The team – from the Universities of California, Berkeley and Singapore’s Nanyang Technological University – strapped tiny computers to the back of giant flower beetles in order to record neuromuscular data during flight.
During test flights, the researchers were able to determine that a muscle known for controlling the folding of wings (the coleopteran muscle) was also critical to steering. They then used this information to improve the precision of the beetles’ remote-controlled turns, by transmitting signals to the “beetle backpack” that prompted the insect to take off, turn left or right, or even hover in mid-flight.
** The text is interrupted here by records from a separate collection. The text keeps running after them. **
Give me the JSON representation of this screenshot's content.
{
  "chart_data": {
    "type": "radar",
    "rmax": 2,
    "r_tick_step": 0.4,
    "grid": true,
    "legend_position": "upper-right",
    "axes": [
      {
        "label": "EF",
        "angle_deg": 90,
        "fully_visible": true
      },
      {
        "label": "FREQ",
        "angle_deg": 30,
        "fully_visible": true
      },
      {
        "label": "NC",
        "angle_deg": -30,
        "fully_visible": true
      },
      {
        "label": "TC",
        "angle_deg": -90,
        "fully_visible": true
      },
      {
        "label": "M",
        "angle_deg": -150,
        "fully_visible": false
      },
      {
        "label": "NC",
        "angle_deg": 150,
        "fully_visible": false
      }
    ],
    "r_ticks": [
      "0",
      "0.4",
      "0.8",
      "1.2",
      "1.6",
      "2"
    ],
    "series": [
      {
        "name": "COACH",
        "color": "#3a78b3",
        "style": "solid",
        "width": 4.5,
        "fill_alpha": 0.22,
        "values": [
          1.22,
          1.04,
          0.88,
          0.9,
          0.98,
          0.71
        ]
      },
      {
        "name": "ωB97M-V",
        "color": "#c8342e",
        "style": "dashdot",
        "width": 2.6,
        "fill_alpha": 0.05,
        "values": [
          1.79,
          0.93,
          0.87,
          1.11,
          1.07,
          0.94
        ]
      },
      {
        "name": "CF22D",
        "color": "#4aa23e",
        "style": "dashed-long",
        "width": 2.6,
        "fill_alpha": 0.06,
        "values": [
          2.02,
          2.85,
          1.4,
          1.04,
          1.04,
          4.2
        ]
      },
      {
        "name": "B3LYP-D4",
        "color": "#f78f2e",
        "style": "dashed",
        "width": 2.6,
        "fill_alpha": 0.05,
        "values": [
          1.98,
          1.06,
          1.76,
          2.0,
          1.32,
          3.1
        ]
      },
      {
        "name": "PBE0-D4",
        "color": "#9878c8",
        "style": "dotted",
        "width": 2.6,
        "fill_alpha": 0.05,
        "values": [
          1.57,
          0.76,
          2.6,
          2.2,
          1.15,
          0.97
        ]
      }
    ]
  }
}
The backpack itself is made up of a tiny, off-the-shelf microcontroller and a built-in wireless receiver and transmitter. Six electrodes are connected to the beetle’s optic lobes and flight muscles. The entire device is powered by a 3.9-volt micro lithium battery and weighs 1 to 1.5 grams.
This authors of the study, published in Current Biology, claim that the research could also lead to applications such as tools to aid search-and-rescue operations in areas too dangerous for humans.
‘We could easily add a small microphone and thermal sensors for applications in search-and-rescue missions,’ said Hirotaka Sato, an assistant professor at NTU’s School of Mechanical and Aerospace Engineering. ‘With this technology, we could safely explore areas not accessible before, such as the small nooks and crevices in a collapsed building.’